The National EHR System & Who It Will Belong To

I am now 6 weeks into a Nursing Informatics class.  I realize every day how little I truly know about informatics in health care.  I am anxious for the National Electronic Health Record (EHR) system to become a reality.  Although there are some huge issues to be dealt with, patients could get faster, safer, better and more comprehensive care because their record could be accessed from anywhere.  Patient transfers would be made more efficiently.  The receiving institution could get a preview of the patient.  The sending institution would not have to worry about giving a good enough verbal and written report.  The patients would have the peace of mind that  everyone would have the same information.  I don’t think it was truly realized in 2004 how many good things could come from a National EHR system.  Everything could operate more efficiently.  Increased efficiency means less cost to all involved parties.  The downside of the National EHR system is it is creating a considerable strain, financially and psychologically, on health care institutions, staff, patients, and third-party payers.  To get the benefits of the system, vast amounts of information technology infrastructure has to be put down.  Infrastructure costs billions of dollars and this is taking place as the United States is trying to dig out of a financial meltdown.  That is why the United States Congress approved $27 billion in incentive payments to healthcare providers that proved they used EHR’s in a meaningful way (   When the National EHR is finally on-line, just think, everyone will be singing from the same sheet of music.   This is great for patient safety.  Many times safety issues arise as a result of a breakdown in communication.  The National EHR will help with the communication aspect of patient care and safety.

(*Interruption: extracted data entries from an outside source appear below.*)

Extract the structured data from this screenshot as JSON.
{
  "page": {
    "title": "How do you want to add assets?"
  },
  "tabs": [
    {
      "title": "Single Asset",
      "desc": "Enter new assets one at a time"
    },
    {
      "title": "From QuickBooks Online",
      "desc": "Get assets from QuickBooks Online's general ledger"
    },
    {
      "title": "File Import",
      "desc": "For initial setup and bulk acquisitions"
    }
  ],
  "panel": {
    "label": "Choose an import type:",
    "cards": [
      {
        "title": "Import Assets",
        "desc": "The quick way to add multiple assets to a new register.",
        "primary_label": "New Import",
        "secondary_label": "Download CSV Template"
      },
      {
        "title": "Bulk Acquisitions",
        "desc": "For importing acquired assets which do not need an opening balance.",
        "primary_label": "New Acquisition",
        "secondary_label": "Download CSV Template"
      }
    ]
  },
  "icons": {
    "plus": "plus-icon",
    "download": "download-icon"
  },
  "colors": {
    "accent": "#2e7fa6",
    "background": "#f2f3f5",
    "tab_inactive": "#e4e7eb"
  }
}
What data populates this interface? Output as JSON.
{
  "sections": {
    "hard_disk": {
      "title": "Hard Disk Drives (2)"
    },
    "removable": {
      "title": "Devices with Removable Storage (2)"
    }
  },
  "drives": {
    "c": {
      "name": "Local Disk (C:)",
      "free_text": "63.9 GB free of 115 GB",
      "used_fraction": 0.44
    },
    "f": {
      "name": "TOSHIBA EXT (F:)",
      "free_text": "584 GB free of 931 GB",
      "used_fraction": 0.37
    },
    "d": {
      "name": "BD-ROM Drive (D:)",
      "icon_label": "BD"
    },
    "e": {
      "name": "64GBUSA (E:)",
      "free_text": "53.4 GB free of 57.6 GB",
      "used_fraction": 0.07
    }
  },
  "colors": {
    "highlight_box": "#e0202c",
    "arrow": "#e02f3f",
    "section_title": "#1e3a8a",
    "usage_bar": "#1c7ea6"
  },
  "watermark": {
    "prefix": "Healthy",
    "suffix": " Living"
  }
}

Face it, all health care providers want to do is to provide good care in an efficient manner with minimal obstacles.   The National EHR could be the answer if it is employed in the proper manner.  When health care providers get frustrated with the obstacles during care delivery, they start employing short cuts.  This is when mistakes occur and patient safety suffers.  The possibilities look great for the National EHR, we just have to continue to be patient advocates and make sure it is used to its potential.

Now, who will have ownership of each EHR?  The patient still owns it and should have access to it at their discretion.  The health care providers and  third-party payers should have access to the EHR when the patients use the health care system.  The Federal government should provide the rules and regulations for the EHR.  Not only does the patient’s EHR contain medical data, but it also contains personal information that belongs to the patient and only the patient.  Only when the patient allows, should anyone have access to the EHR.  The patient should be thought of as the CEO of their Electronic Health Record.  As healthcare providers, being allowed to have access to the record does not give one the right to claim ownership.  The same is true for third-party payers.  Possession does not equal ownership in this case.  With the new EHR coming, there will be more people with a vested interest in the patient’s chart.  We have to remember as healthcare providers we are there to serve the patient in a safe and efficient manner and document the service we provide.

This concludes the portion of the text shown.